After mirroring our primary theme an augmented fourth higher in bars 13 and 14, bars 15 and 16 repeat bars 3 and 4 exactly . . . i.e., in their original key.

This all gets us to the development section, which is analogous to an improvisation loosely based on the changes the bass-line of the first two bars (i.e., our primary theme) suggest. I’ll leave the actual harmonic analysis of these twelve bars to those that know how. For those that do not, I’ve given you enough clues in the harmonic analysis of the exposition section to guide you.  Just realize that I’m freely playing with reinterpreting the harmonic functions of many of the chords, especially those that end bars or phrases, to get to different tonalities than those that occur in the first sixteen bars.

This procedure continues in the recapitulation section (bars 29 through 44) as I strive to create a sense that the improvisation/development (representing events happening to the theme) alter the theme as it’s stated in the recap. Without putting too fine a point on it, this is analogous to how life affects a character we follow in a story.

The results are: the next eight bars (bars 29 through 36) are an exact copy of bars 1 through 8.  Reinterpreting the db–6 that concludes both bar 8 and bar 36 as V–6, we move to a mirror of our primary theme in f# Dorian that poses a question that is answered a fourth lower in c# Dorian. This is a loose but accurate interpretation of the first four beats of bars 37 and 38. Though the last chord of each bar is a Dominant 7#11 chord, I treat each of these chords differently: the D7#11 that ends bar 37 functions as a subV7 of the c#–11 that begins bar 40, while the A7#11 that ends bar 38 functions as V of the d–11 chord that begins our next genetic permutated replication in d Dorian for bar 39 and again down a fourth in a Dorian for bar 40. As in the preceding two-bar version of our theme, the last chord of each bar is a variation (Bb7#11 in bar 39 and F7#11 in bar 40).

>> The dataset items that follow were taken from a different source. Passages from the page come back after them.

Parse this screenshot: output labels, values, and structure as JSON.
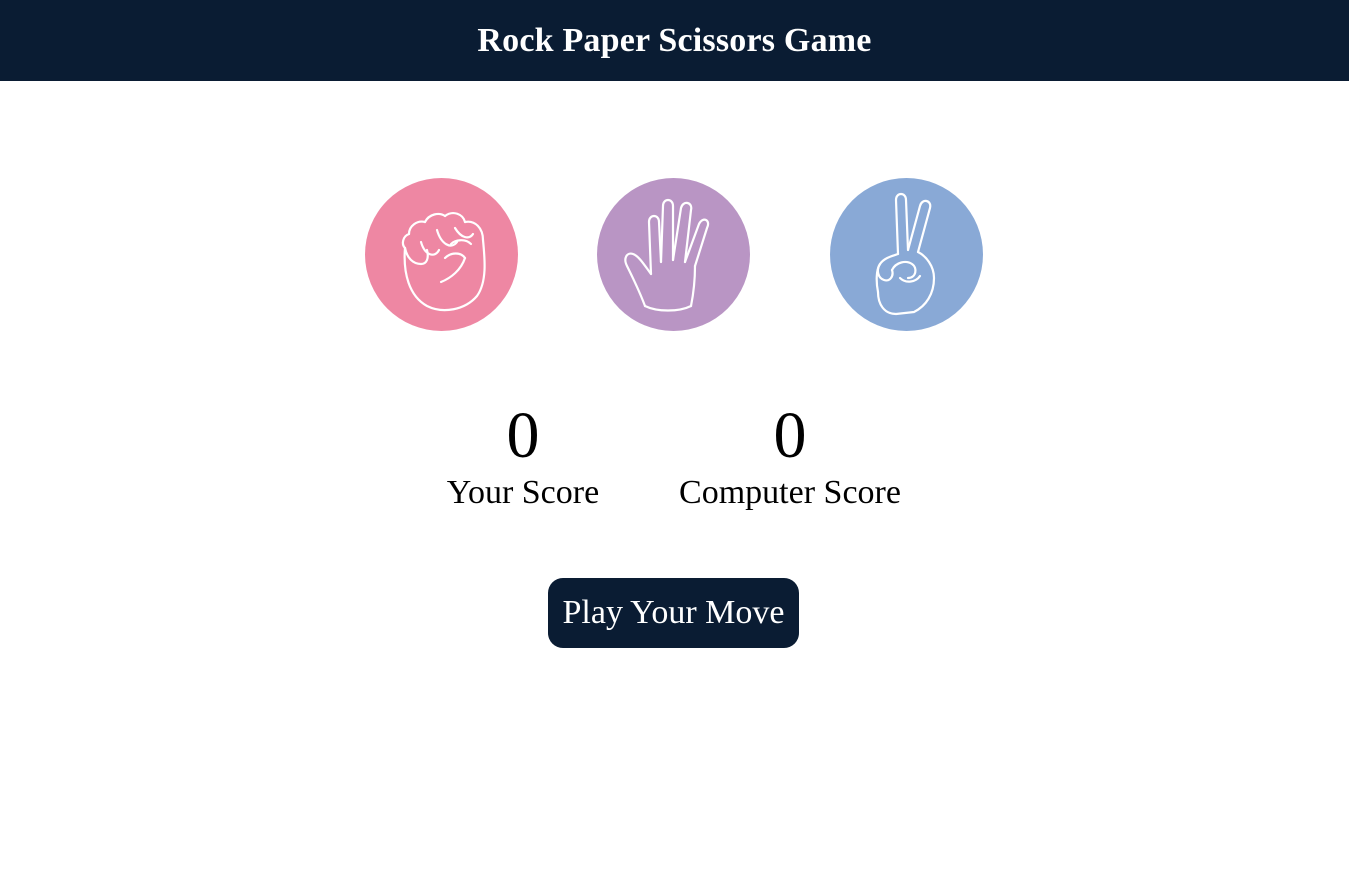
{
  "header": {
    "title": "Rock Paper Scissors Game"
  },
  "choices": [
    {
      "name": "rock",
      "icon": "fist-icon",
      "color": "#ee87a3"
    },
    {
      "name": "paper",
      "icon": "open-hand-icon",
      "color": "#b995c4"
    },
    {
      "name": "scissors",
      "icon": "peace-hand-icon",
      "color": "#89a9d6"
    }
  ],
  "scores": {
    "user": {
      "value": "0",
      "label": "Your Score"
    },
    "computer": {
      "value": "0",
      "label": "Computer Score"
    }
  },
  "message": {
    "text": "Play Your Move",
    "bg": "#0a1c33"
  },
  "colors": {
    "header_bg": "#0a1c33",
    "page_bg": "#ffffff"
  }
}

This gets us back to our final thematic statement, this time employing the version from bars 3 and 4 for bars 43 and 44.

The last eight bars are a vamp-like tag based on the chords of the theme played as connected arpeggios, with a V chord added to the end of each two-bar phrase. All of this leads to a rallentando employing a paraphrase of the way the developmental section begins, and concluding with a deceptive cadence . . . Fb∆7 (a chord which contains our tonic’s root, i.e., Ab as its Major 3rd).